25 Mart 2016 Cuma

Nightcrawler


Jake Gyllenhaal, ‘Louis Bloom’ karakteriyle resmen harika bir oyunculuk çıkarmış.Bu adamı severdim ama bu filmde resmen hayran kaldım.Oscar’a aday filmleri izlemeye çalışıyorum şu sıralar ve şu ana kadar izlediğim filmlerdeki oyuncular arasında açık ara en iyisi yani en güçlü aday.Hani naif görünen ama bakışlarında , yüzünde garip bi sinsilik hissedersin ya bir insanda ve bu yüzden uzak durmayı tercih edersin.İşte öyle bir karakter ve yüzündeki o ifade ile ki belli ki rol için de kilo vermiş Jake Gyllenhaal resmen döktürmüş.

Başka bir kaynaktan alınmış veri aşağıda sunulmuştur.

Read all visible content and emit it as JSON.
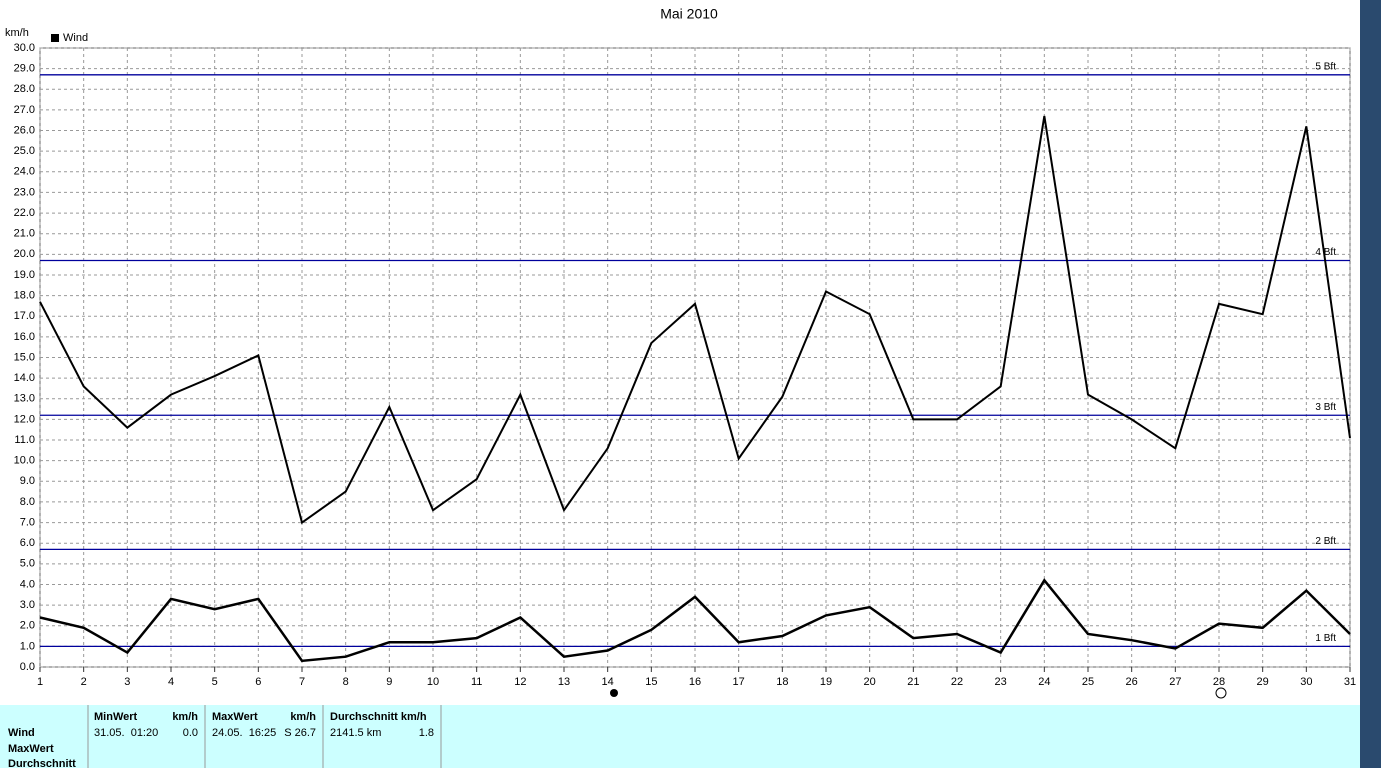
{
  "chart_data": {
    "type": "line",
    "title": "Mai 2010",
    "y_label": "km/h",
    "x": [
      1,
      2,
      3,
      4,
      5,
      6,
      7,
      8,
      9,
      10,
      11,
      12,
      13,
      14,
      15,
      16,
      17,
      18,
      19,
      20,
      21,
      22,
      23,
      24,
      25,
      26,
      27,
      28,
      29,
      30,
      31
    ],
    "series": [
      {
        "name": "Wind",
        "color": "#000000",
        "values": [
          17.7,
          13.6,
          11.6,
          13.2,
          14.1,
          15.1,
          7.0,
          8.5,
          12.6,
          7.6,
          9.1,
          13.2,
          7.6,
          10.6,
          15.7,
          17.6,
          10.1,
          13.1,
          18.2,
          17.1,
          12.0,
          12.0,
          13.6,
          26.7,
          13.2,
          12.0,
          10.6,
          17.6,
          17.1,
          26.2,
          11.1
        ]
      },
      {
        "color": "#000000",
        "values": [
          2.4,
          1.9,
          0.7,
          3.3,
          2.8,
          3.3,
          0.3,
          0.5,
          1.2,
          1.2,
          1.4,
          2.4,
          0.5,
          0.8,
          1.8,
          3.4,
          1.2,
          1.5,
          2.5,
          2.9,
          1.4,
          1.6,
          0.7,
          4.2,
          1.6,
          1.3,
          0.9,
          2.1,
          1.9,
          3.7,
          1.6
        ]
      }
    ],
    "xlim": [
      1,
      31
    ],
    "xticks": [
      1,
      2,
      3,
      4,
      5,
      6,
      7,
      8,
      9,
      10,
      11,
      12,
      13,
      14,
      15,
      16,
      17,
      18,
      19,
      20,
      21,
      22,
      23,
      24,
      25,
      26,
      27,
      28,
      29,
      30,
      31
    ],
    "ylim": [
      0,
      30
    ],
    "yticks": [
      {
        "value": 0,
        "label": "0.0"
      },
      {
        "value": 1,
        "label": "1.0"
      },
      {
        "value": 2,
        "label": "2.0"
      },
      {
        "value": 3,
        "label": "3.0"
      },
      {
        "value": 4,
        "label": "4.0"
      },
      {
        "value": 5,
        "label": "5.0"
      },
      {
        "value": 6,
        "label": "6.0"
      },
      {
        "value": 7,
        "label": "7.0"
      },
      {
        "value": 8,
        "label": "8.0"
      },
      {
        "value": 9,
        "label": "9.0"
      },
      {
        "value": 10,
        "label": "10.0"
      },
      {
        "value": 11,
        "label": "11.0"
      },
      {
        "value": 12,
        "label": "12.0"
      },
      {
        "value": 13,
        "label": "13.0"
      },
      {
        "value": 14,
        "label": "14.0"
      },
      {
        "value": 15,
        "label": "15.0"
      },
      {
        "value": 16,
        "label": "16.0"
      },
      {
        "value": 17,
        "label": "17.0"
      },
      {
        "value": 18,
        "label": "18.0"
      },
      {
        "value": 19,
        "label": "19.0"
      },
      {
        "value": 20,
        "label": "20.0"
      },
      {
        "value": 21,
        "label": "21.0"
      },
      {
        "value": 22,
        "label": "22.0"
      },
      {
        "value": 23,
        "label": "23.0"
      },
      {
        "value": 24,
        "label": "24.0"
      },
      {
        "value": 25,
        "label": "25.0"
      },
      {
        "value": 26,
        "label": "26.0"
      },
      {
        "value": 27,
        "label": "27.0"
      },
      {
        "value": 28,
        "label": "28.0"
      },
      {
        "value": 29,
        "label": "29.0"
      },
      {
        "value": 30,
        "label": "30.0"
      }
    ],
    "grid": true,
    "legend": "top-left",
    "reference_lines": [
      {
        "value": 1.0,
        "label": "1 Bft"
      },
      {
        "value": 5.7,
        "label": "2 Bft"
      },
      {
        "value": 12.2,
        "label": "3 Bft"
      },
      {
        "value": 19.7,
        "label": "4 Bft"
      },
      {
        "value": 28.7,
        "label": "5 Bft"
      }
    ],
    "reference_color": "#00009c"
  },
  "table": {
    "row_labels": [
      "Wind",
      "MaxWert",
      "Durchschnitt"
    ],
    "min_header": "MinWert",
    "min_unit": "km/h",
    "max_header": "MaxWert",
    "max_unit": "km/h",
    "avg_header": "Durchschnitt km/h",
    "min_time": "31.05.  01:20",
    "min_value": "0.0",
    "max_time": "24.05.  16:25",
    "max_value": "S 26.7",
    "avg_distance": "2141.5 km",
    "avg_value": "1.8"
  }
}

Harika bir senaryo ve kurguya sahip film ayrıca.Haberciliğin ne kadar zor bir meslek olabileceğini ama aynı zamanda haber değeri taşıyan şeylerin insani duyguların önüne geçmesinin de nasıl bir vahşet yaratabileceğini gözler önüne seriyor.Özellikle filmin sonundaki haber yapmaya çalıştığı olayda sadece büyük bir haber yaratmaya çalışması ve insanları hiç umursamaması dehşet vericiydi.
Konusu ;
Louis hırsızlık yapıp çaldığı malları satarak geçinen bir adamdır.Bunu yaparken de insanlara zarar vermekten kaçınmaz.Bir gece yaşanan silahlı bir soygunun olay yerini görür ve tv haberi yapan adam dikkatini çeker.Onunla çalışmak ve işi öğrenmek istediğini söyler ama reddedilir.Kendisine bir kamera alıp yalnız çalışmaya karar verir.Çektiği bir olayın görüntüsünü sabah haberlerine satınca işe daha fazla odaklanır.Şehrin yollarını iyi bilen bir genci yanında işe alır ve beraber geceleri polis telsizi dinleyerek haber peşine düşerler.Gittiği olay yerlerine polisten önce varırsa eğer olay yerini haber değeri taşıyacak şekilde değiştirmekten ve gizlice görüntü almaktan da korkmaz.Yaşanılan kazaları , çıkan olayları sadece haber gözüyle gözlemler.Bu uğurda yaptığı şeylerin insanlara zarar verip vermemesi umurunda bile olmaz ; çünkü o sadece yükselmenin peşindedir.Sakın es geçmeyin mutlaka izleyin.